Having failed to connect to any family or friends, Jay finally re-reads Jun’s final letter. In this moment of total isolation, he makes an attempt to connect to Jun by reading his words. The letter again highlights both Jun’s empathy for others and his isolation from his own family, all while also further painting Tito Maning as the strict “bad guy” of this family saga. Jun is also clearly looking to connect with Jay in the letter, but the fact that Jay never responded makes clear that Jay wasn’t willing or able to offer such connection.
Themes
Responsibility, Guilt, and Blame Theme Icon
Jay reads the letter several times, feeling guilty that he never tried to figure out where Jun went after he ran away or why he left. He searches the letter for clues as to how Jun died, but there aren’t any. He closes the shoebox like a coffin and goes to bed, thinking all the while that Tito Maning should give Jun a funeral no matter how he died.

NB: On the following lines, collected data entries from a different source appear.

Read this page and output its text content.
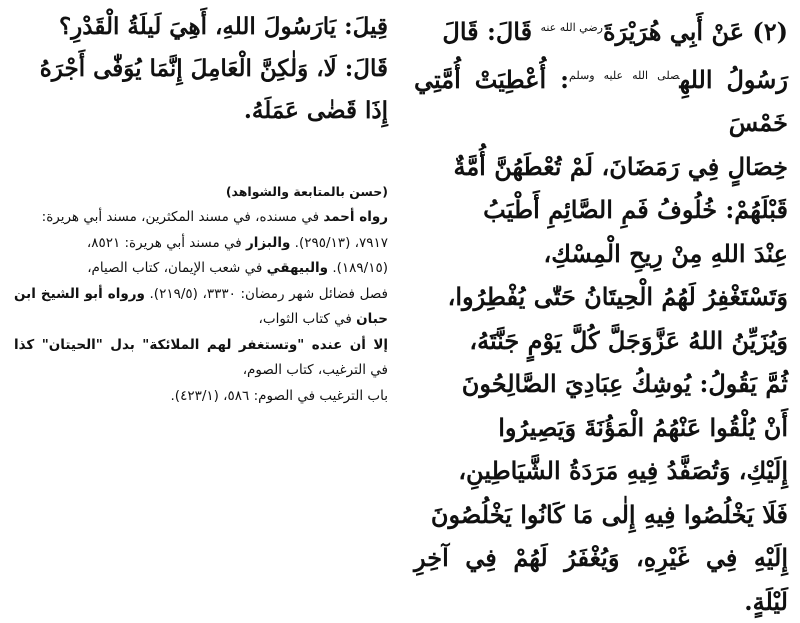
قِيلَ: يَارَسُولَ اللهِ، أَهِيَ لَيلَةُ الْقَدْرِ؟

قَالَ: لَا، وَلٰكِنَّ الْعَامِلَ إِنَّمَا يُوَفّٰى أَجْرَهُ

إِذَا قَضٰى عَمَلَهُ.

(حسن بالمتابعة والشواهد)

رواه أحمد في مسنده، في مسند المكثرين، مسند أبي هريرة:

٧٩١٧، (٢٩٥/١٣). والبزار في مسند أبي هريرة: ٨٥٢١،

(١٨٩/١٥). والبيهقي في شعب الإيمان، كتاب الصيام،

فصل فضائل شهر رمضان: ٣٣٣٠، (٢١٩/٥). ورواه أبو الشيخ ابن حبان في كتاب الثواب،

إلا أن عنده "وتستغفر لهم الملائكة" بدل "الحيتان" كذا في الترغيب، كتاب الصوم،

باب الترغيب في الصوم: ٥٨٦، (٤٢٣/١).

(٢) عَنْ أَبِي هُرَيْرَةَ$^{رضي الله عنه}$ قَالَ: قَالَ

رَسُولُ اللهِ$^{صلى الله عليه وسلم}$: أُعْطِيَتْ أُمَّتِي خَمْسَ

خِصَالٍ فِي رَمَضَانَ، لَمْ تُعْطَهُنَّ أُمَّةٌ

قَبْلَهُمْ: خُلُوفُ فَمِ الصَّائِمِ أَطْيَبُ

عِنْدَ اللهِ مِنْ رِيحِ الْمِسْكِ،

وَتَسْتَغْفِرُ لَهُمُ الْحِيتَانُ حَتّٰى يُفْطِرُوا،

وَيُزَيِّنُ اللهُ عَزَّوَجَلَّ كُلَّ يَوْمٍ جَنَّتَهُ،

ثُمَّ يَقُولُ: يُوشِكُ عِبَادِيَ الصَّالِحُونَ

أَنْ يُلْقُوا عَنْهُمُ الْمَؤُنَةَ وَيَصِيرُوا

إِلَيْكِ، وَتُصَفَّدُ فِيهِ مَرَدَةُ الشَّيَاطِينِ،

فَلَا يَخْلُصُوا فِيهِ إِلٰى مَا كَانُوا يَخْلُصُونَ

إِلَيْهِ فِي غَيْرِهِ، وَيُغْفَرُ لَهُمْ فِي آخِرِ لَيْلَةٍ.
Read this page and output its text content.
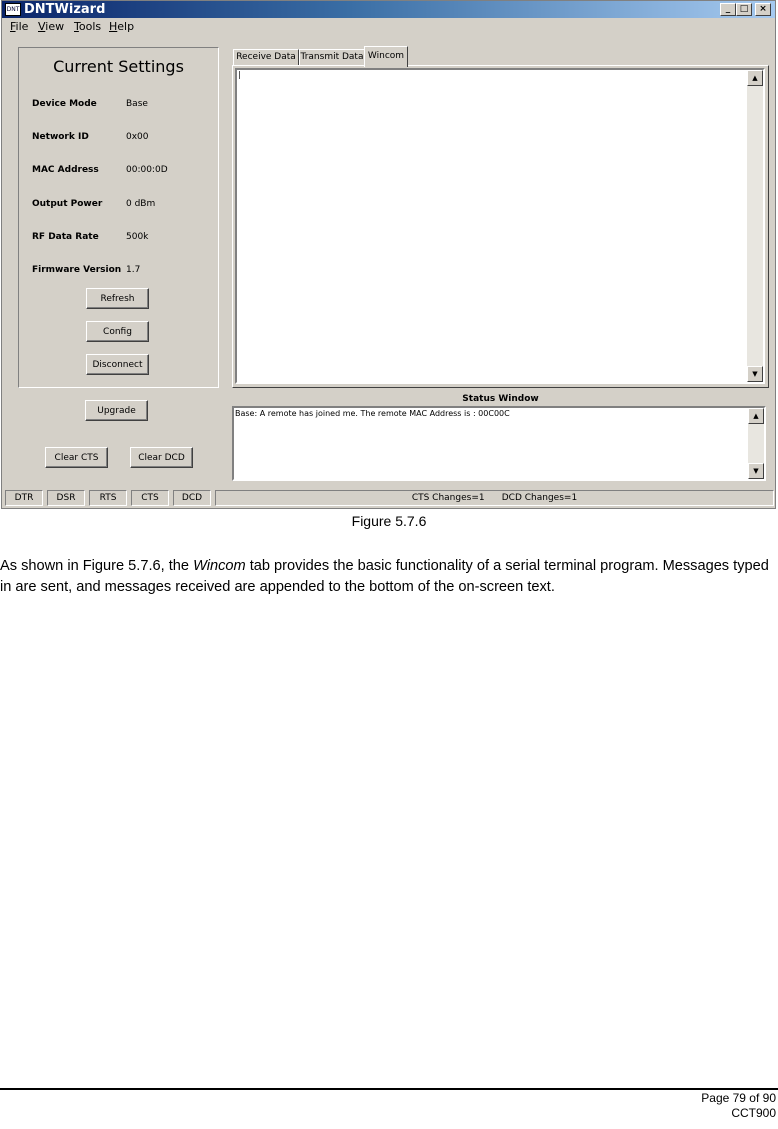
DNT DNTWizard	_	□	×
File View Tools Help
Current Settings
Device Mode	Base
Network ID	0x00
MAC Address	00:00:0D
Output Power	0 dBm
RF Data Rate	500k
Firmware Version 1.7
Refresh
Config
Disconnect
Upgrade
Clear CTS	Clear DCD
Receive Data Transmit Data Wincom
|	▲
▼
Status Window
Base: A remote has joined me. The remote MAC Address is : 00C00C	▲
▼
DTR	DSR	RTS	CTS	DCD	CTS Changes=1      DCD Changes=1
Figure 5.7.6
As shown in Figure 5.7.6, the Wincom tab provides the basic functionality of a serial terminal program. Messages typed in are sent, and messages received are appended to the bottom of the on-screen text.
Page 79 of 90
CCT900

With Jun dead, Jay endures the guilt of his failure to write back. This guilt also makes him want to figure out why Jun died, to find some meaning in or explanation for Jun’s death. The image of Jay closing the shoebox on the letters “like a coffin” is interesting. In one sense it implies a kind of sad finality and inability for Jay to connect with the dead Jun. On the other, closing the coffin is a part of a funeral ceremony, and Jay has just gone through a private kind of funeral for Jun by reading his letters, by remembering him. And Jay’s belief that Jun’s cause of death shouldn’t have stopped him from having a funeral is a statement of love, that his cousin deserves remembrance by his family no matter what.